In spite of the generally mild central Texas climate, it can get quite chilly sleeping outside, and a good pile of warm bedding is called for.  Right now we rely on a rather rag-tag collection of blankets and old sleeping bags so I am working, slowly, on making quilts for each of the beds.  Here is one I just finished hand-quilting for Cabin II.  The wool batting I used to make it extra cozy shrunk quite a bit in the wash so the overall texture is very crinkly, but I think will age nicely.



Steve's mother, Winifred, hand-stitched the flowered whole-cloth quilt at the bottom of the bed.  I am guessing it is from some time during the 1960s.


This little butterfly kept Steve and me company while we were clearing some brush the other day and is a perfect color match for the new quilt.  Maybe someone can help me to identify it.  A clouded sulphur, perhaps?



Friday, November 15, 2013

Back to New England

Last weekend I made another trip to New England to visit the girls at school.  It was still fall-like in Connecticut with lots of brilliantly colored trees, but bare trees and snow flurries made New Hampshire and Vermont feel like winter.


In need of new quilting needles, I stopped at Pickering Farm Quilt Shop, housed in a restored 18th century barn in Richmond, New Hampshire.


It is right next to a lovely little apple orchard.


Their wonderful collection of traditional and reproduction fabrics were just too temptingly displayed for me to resist picking out some things for my stash.


The girls had classes on Monday so I ventured down the road to Turners Falls where I caught a stunning sunrise at the Gill-Montague Bridge along the Connecticut River.  Turners Falls, developed as a planned industrial community in the 1800s, retains many of its original brick structures which can be seen by strolling through town and along the canal's pedestrian and bike path.

Below the Gill-Montague Bridge

In the afternoon, frustratingly side-lined by a nagging injury, I watched, rather than ran, the Bemis-Forslund Pie Race and had to enjoy the fresh-baked apple pie prizes vicariously.

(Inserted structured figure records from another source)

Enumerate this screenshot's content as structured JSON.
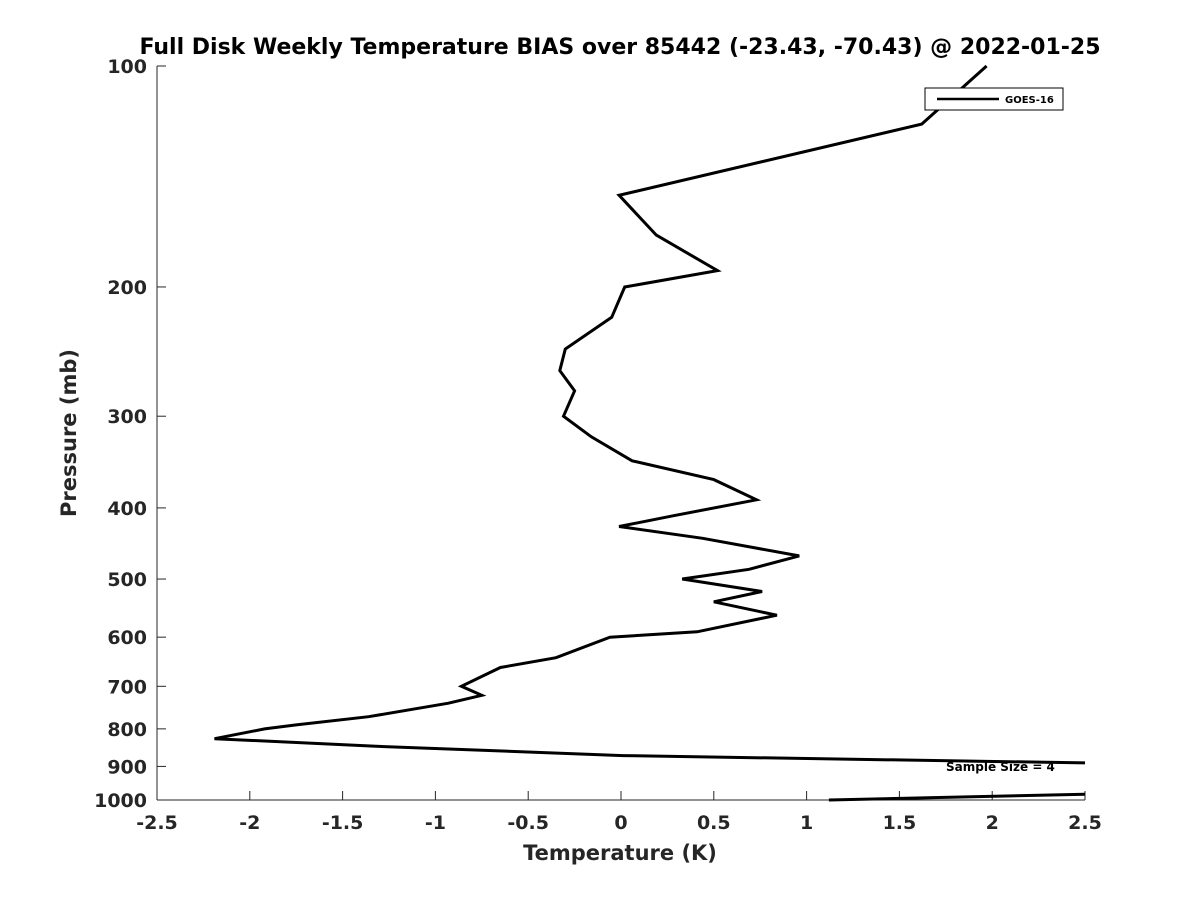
{
  "chart_data": {
    "type": "line",
    "title": "Full Disk Weekly Temperature BIAS over 85442 (-23.43, -70.43) @ 2022-01-25",
    "xlabel": "Temperature (K)",
    "ylabel": "Pressure (mb)",
    "xlim": [
      -2.5,
      2.5
    ],
    "ylim": [
      1000,
      100
    ],
    "yscale": "log",
    "y_reversed": true,
    "grid": false,
    "legend_position": "top-right",
    "x_ticks": [
      -2.5,
      -2,
      -1.5,
      -1,
      -0.5,
      0,
      0.5,
      1,
      1.5,
      2,
      2.5
    ],
    "x_tick_labels": [
      "-2.5",
      "-2",
      "-1.5",
      "-1",
      "-0.5",
      "0",
      "0.5",
      "1",
      "1.5",
      "2",
      "2.5"
    ],
    "y_ticks": [
      100,
      200,
      300,
      400,
      500,
      600,
      700,
      800,
      900,
      1000
    ],
    "y_tick_labels": [
      "100",
      "200",
      "300",
      "400",
      "500",
      "600",
      "700",
      "800",
      "900",
      "1000"
    ],
    "annotation": "Sample Size = 4",
    "series": [
      {
        "name": "GOES-16",
        "color": "#000000",
        "points": [
          [
            1.97,
            100
          ],
          [
            1.62,
            120
          ],
          [
            -0.01,
            150
          ],
          [
            0.19,
            170
          ],
          [
            0.52,
            190
          ],
          [
            0.02,
            200
          ],
          [
            -0.05,
            220
          ],
          [
            -0.3,
            243
          ],
          [
            -0.33,
            260
          ],
          [
            -0.25,
            277
          ],
          [
            -0.31,
            300
          ],
          [
            -0.16,
            320
          ],
          [
            0.06,
            345
          ],
          [
            0.5,
            366
          ],
          [
            0.73,
            390
          ],
          [
            0.28,
            410
          ],
          [
            -0.01,
            424
          ],
          [
            0.44,
            440
          ],
          [
            0.96,
            465
          ],
          [
            0.69,
            485
          ],
          [
            0.33,
            500
          ],
          [
            0.76,
            520
          ],
          [
            0.5,
            537
          ],
          [
            0.84,
            560
          ],
          [
            0.41,
            590
          ],
          [
            -0.06,
            600
          ],
          [
            -0.35,
            640
          ],
          [
            -0.65,
            660
          ],
          [
            -0.86,
            700
          ],
          [
            -0.75,
            720
          ],
          [
            -0.93,
            738
          ],
          [
            -1.36,
            770
          ],
          [
            -1.75,
            790
          ],
          [
            -1.92,
            800
          ],
          [
            -2.19,
            825
          ],
          [
            -1.32,
            845
          ],
          [
            0.01,
            870
          ],
          [
            2.5,
            890
          ]
        ]
      },
      {
        "name": "",
        "color": "#000000",
        "points": [
          [
            2.5,
            982
          ],
          [
            1.12,
            1000
          ]
        ]
      }
    ]
  }
}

The 4.3 mile cross-country race is claimed to be the oldest foot race in the country, older even than the Boston Marathon. This year's winner, Mohamed Hussein, bested the previous course record by nine seconds -- two days after having won the New England prep school cross-country championship in a record-setting time.  Clearly  he is a runner to watch. 


Mohamed Hussein

Just as the last runners were finishing, the previously solid grey sky gave way to a bit of sun and a dramatic sunset.  A nice way to end the day.